Все было кончено. Он прошел в ту же дверь, что и Ховен, и вышел на балкон. Здесь было еще холоднее. Ледяной пахучий ветер гор дохнул на него, растрепав волосы.
Солнце уже садилось за Гималаи, и вселенная погружалась во мрак. Лиловые, хмурились горы, грозные в своем молчании, постепенно одеваясь тенью. Она, сначала цвета заката, а потом темнее, темнее, становясь затем темно-синей, наползала на мир. Но небо было еще серо-красным, как бывает иногда в горах, когда облачность делает невозможными звезды. Ближние горы были уже синими, дальние, освещенные солнцем, еще белели. Их угловатые контуры, тронутые розовым, красками света расцвеченные, сверкали.
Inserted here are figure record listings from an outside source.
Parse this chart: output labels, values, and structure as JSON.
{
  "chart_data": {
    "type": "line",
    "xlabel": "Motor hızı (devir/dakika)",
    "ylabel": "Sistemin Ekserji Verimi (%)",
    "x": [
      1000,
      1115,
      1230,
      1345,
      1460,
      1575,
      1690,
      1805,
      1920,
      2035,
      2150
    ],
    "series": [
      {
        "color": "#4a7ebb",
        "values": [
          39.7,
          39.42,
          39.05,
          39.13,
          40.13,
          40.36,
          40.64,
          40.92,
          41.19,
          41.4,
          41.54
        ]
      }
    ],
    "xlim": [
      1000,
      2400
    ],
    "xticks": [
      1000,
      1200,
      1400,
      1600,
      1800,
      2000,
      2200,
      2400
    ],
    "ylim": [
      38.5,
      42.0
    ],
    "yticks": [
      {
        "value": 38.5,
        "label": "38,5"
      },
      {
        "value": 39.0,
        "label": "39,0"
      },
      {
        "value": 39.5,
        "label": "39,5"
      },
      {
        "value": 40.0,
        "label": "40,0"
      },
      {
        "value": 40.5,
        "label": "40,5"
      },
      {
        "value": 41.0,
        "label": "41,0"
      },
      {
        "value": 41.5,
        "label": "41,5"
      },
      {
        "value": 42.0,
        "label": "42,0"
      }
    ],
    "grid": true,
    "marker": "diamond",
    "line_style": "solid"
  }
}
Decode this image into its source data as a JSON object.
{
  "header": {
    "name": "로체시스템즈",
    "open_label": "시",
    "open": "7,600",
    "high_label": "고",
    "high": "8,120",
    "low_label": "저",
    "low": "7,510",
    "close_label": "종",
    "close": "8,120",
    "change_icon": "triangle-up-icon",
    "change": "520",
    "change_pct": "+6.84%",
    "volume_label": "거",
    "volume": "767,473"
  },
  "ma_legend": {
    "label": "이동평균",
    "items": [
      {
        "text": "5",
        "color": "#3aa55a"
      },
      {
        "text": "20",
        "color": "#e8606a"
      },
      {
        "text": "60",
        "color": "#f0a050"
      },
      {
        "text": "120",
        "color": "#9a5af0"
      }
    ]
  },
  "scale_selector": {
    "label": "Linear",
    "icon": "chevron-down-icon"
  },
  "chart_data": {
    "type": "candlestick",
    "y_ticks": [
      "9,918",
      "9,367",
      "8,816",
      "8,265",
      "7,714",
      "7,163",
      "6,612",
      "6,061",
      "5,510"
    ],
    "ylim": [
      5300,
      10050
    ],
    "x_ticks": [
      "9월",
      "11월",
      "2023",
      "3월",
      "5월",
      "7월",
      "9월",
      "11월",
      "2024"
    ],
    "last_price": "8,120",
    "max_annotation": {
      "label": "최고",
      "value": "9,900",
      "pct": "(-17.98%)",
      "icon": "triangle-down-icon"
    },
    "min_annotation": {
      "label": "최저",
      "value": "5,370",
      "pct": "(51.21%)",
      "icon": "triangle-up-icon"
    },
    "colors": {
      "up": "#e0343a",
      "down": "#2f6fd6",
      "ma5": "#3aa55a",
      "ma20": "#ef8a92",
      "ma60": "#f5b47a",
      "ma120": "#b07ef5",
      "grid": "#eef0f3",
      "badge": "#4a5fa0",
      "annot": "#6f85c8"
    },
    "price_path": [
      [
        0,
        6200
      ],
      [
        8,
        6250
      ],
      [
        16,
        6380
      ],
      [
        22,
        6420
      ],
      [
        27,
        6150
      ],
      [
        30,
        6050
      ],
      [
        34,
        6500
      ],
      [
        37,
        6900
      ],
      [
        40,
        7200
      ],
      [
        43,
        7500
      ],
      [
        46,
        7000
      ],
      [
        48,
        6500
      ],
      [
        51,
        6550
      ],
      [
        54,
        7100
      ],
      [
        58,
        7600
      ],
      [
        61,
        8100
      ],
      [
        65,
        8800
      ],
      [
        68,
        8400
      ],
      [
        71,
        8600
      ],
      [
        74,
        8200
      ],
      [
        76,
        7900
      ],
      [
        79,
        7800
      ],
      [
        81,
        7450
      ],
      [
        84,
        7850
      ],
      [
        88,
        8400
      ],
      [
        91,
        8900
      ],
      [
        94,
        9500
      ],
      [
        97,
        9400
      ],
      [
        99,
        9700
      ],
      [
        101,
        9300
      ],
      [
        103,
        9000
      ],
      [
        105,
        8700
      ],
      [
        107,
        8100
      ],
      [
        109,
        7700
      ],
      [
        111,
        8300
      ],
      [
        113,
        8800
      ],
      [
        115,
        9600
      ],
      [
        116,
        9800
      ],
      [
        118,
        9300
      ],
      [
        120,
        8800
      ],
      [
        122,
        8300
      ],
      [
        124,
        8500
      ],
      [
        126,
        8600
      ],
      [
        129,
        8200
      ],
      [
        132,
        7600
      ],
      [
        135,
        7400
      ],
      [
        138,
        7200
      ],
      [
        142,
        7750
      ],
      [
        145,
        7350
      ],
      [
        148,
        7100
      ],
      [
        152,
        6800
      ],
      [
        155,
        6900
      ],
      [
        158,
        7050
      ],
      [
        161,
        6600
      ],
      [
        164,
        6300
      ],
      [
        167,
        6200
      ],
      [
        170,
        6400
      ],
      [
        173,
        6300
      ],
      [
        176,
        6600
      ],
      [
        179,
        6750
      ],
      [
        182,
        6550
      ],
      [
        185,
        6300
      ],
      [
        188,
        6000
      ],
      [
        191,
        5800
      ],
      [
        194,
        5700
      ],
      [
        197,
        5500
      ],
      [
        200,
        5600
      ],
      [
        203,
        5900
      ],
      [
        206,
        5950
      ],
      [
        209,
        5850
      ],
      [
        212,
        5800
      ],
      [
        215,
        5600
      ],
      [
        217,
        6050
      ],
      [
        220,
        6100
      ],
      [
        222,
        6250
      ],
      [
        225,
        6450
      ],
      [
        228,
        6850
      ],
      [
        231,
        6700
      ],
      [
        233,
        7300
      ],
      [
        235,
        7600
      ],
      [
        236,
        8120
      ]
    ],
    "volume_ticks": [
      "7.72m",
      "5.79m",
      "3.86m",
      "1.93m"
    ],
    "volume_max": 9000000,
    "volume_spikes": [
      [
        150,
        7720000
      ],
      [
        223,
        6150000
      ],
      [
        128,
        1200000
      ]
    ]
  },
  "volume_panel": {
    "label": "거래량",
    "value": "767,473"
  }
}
Все было в синих и розоватых тонах.
Внизу, за изломанным перевалом, темнела развалинами древняя крепость. Он стоял на балконе старинного замка, одного из тех, кто помнил еще древнее зарево религии бон — религии демонов. Кобленц в последние столетия любил бывать здесь — это ненадолго восстанавливало его. И горы, сумрачно-синие, говорили об этом, и балясинки пузатого балкона, и вечернее небо говорили об этом. И камни вокруг об этом говорили.
Погребальный костер был давно готов. Он был сложен на внутреннем дворе замка, на старых потрескавшихся плитах. Бездымное, жаркое пламя, странно-яркое в синих сумерках, мигом слизнуло ссохшиеся останки, и тот, кто давно уже был мифом, окончательно стал им.